Pensare che lo stesso progetto che diede alla luce due capolavori come “Flowers Of Romance” prima e “Metal Box” poi, sia lo stesso genitore di questo doppio LP lascia più dubbi che certezze. Che il sempri-marcio John Lyndon abbia ripreso un’attività live indiscutibilmente di buon livello, in cui la propria eterna follia riesce a dare sfoggio espressionista di sé è fuori discussione. Che questa nuova opera abbia un motivo concettuale di esistere, invece sì.

“This Is PIL” è fuorviante sia dal titolo, dalla sua missione.
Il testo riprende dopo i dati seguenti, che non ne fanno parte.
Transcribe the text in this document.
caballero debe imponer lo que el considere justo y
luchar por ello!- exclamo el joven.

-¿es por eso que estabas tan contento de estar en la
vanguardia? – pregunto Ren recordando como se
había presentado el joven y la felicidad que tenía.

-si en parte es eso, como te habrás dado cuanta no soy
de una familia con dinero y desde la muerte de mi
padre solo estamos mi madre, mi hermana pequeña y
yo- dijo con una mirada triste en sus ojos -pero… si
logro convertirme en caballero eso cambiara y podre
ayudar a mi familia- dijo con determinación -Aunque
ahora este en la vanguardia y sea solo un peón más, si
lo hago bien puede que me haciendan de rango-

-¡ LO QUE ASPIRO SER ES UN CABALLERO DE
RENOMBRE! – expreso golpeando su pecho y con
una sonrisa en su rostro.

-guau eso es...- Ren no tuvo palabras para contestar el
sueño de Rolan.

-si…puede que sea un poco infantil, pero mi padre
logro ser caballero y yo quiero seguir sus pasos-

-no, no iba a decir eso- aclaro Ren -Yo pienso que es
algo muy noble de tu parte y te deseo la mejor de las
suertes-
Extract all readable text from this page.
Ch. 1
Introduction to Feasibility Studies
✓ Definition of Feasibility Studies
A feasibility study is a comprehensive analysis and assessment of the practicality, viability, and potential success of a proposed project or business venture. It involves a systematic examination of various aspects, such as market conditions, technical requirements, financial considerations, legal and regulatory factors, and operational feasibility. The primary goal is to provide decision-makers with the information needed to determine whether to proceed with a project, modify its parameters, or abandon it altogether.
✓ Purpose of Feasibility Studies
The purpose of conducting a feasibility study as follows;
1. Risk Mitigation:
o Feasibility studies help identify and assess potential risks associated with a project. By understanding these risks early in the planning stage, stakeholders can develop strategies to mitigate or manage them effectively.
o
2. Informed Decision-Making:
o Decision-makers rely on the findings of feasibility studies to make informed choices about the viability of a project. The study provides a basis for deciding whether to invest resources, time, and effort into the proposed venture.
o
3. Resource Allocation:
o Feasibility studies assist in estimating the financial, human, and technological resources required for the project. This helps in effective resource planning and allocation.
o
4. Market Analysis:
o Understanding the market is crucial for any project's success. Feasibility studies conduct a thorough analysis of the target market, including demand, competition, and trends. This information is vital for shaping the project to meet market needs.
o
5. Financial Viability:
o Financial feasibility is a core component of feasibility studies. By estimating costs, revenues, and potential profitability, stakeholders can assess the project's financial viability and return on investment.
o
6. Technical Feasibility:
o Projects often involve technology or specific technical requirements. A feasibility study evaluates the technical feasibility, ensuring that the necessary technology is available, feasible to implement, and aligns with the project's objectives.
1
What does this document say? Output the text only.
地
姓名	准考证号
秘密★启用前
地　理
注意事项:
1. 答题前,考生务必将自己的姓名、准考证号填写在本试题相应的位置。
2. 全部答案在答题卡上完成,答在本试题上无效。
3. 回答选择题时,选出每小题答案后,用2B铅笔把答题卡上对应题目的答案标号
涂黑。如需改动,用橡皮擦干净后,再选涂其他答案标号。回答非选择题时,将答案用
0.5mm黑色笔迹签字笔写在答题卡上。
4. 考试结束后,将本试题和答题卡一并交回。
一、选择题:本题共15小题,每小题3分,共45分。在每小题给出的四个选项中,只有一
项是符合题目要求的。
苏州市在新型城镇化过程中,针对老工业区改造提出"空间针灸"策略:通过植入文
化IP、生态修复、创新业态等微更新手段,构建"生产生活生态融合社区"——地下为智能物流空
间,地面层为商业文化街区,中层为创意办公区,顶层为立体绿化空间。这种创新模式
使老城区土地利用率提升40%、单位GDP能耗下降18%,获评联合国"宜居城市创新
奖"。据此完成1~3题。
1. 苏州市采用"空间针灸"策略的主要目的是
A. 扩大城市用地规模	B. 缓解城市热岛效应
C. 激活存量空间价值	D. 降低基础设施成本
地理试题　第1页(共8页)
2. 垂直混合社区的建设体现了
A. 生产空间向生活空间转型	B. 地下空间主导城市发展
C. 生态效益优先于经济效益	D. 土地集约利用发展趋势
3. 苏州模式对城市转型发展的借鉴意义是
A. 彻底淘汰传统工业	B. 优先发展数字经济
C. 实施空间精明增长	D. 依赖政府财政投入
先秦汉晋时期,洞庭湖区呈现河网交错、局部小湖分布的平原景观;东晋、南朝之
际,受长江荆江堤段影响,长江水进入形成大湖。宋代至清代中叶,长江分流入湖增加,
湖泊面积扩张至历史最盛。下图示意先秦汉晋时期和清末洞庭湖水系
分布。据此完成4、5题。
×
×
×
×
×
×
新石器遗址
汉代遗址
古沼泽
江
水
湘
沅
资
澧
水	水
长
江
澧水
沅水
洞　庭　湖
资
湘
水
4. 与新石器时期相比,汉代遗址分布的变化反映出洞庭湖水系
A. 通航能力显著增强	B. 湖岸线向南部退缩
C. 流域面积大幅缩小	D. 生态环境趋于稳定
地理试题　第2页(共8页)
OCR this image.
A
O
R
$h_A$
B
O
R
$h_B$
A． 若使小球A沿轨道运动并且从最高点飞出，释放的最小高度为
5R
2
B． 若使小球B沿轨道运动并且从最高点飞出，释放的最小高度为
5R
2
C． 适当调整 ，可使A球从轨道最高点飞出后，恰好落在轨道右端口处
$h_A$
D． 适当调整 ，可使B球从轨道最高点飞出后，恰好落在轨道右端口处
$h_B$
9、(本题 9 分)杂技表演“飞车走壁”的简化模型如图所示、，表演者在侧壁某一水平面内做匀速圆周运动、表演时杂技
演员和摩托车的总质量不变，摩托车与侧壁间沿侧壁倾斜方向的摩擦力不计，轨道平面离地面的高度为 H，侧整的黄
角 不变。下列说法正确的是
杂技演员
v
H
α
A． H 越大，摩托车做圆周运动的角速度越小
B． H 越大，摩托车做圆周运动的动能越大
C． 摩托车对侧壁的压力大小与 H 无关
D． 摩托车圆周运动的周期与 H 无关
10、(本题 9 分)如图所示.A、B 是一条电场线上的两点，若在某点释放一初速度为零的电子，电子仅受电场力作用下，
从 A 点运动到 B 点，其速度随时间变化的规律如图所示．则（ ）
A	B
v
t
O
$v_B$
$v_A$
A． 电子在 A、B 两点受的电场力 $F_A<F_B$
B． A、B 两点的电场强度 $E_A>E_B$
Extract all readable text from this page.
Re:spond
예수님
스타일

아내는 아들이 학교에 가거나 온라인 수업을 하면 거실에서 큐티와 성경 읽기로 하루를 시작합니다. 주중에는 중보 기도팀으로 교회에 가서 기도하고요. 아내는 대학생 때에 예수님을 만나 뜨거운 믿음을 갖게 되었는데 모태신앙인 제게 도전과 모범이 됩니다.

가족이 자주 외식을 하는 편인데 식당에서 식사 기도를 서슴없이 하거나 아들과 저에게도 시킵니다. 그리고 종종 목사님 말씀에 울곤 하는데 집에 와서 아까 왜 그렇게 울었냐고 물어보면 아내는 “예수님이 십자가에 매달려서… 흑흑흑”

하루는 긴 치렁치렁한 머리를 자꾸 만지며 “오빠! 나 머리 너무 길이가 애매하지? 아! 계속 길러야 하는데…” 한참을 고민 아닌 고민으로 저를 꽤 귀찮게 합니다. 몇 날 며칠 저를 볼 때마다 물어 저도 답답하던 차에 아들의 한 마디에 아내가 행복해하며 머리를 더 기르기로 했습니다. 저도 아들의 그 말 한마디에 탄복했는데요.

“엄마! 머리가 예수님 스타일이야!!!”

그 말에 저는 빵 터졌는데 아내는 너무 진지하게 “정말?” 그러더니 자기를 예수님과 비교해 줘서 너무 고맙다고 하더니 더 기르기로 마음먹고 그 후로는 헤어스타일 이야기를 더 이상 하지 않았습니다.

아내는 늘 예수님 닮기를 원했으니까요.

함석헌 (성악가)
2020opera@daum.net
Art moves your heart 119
Questi non sono i PIL di trenta e passa anni fa, ma non nel senso nostalgico e malinconico del termine. Questi non sono i PIL provocatori, sperimentali e distorti che hanno segnato lo scenario decadente e mutante del post punk e della wave.

I primi pezzi di apertura, ovvero la titletrack  “One Drop” (già uscita in 12″ per il Record Store Day) sono i sintomi perfetti di una tendenza radiofonica delle nuove canzoni in cui un’anomala linearità e omogeneità ammorbidiscono i latrati e invettive di Lyndon. Il reggae\dub che di tanto in tanto compare tra i solchi è ben altra cosa rispetto alle ipnotiche strutture drogate della mitica “Albatross”.

I ritornelli vengono più che abusati, come nella rintronante “Deeper Water”, e rovinano la degustazione di brani più riusciti come “Terra Gate” o “It is said that”. Gli esperimenti più vicini all’hip hop o a una forma pop tendono a ovattare il tutto dentro una curiosa massa informe di cui è difficile trovare elementi forti di personalità.

I PIL di oggi (ricordiamoci che Jah Wobble è assente) sono una live band che cerca un motivo artistico per esistere oltre al ricordo di una carriera epica. Nient’altro.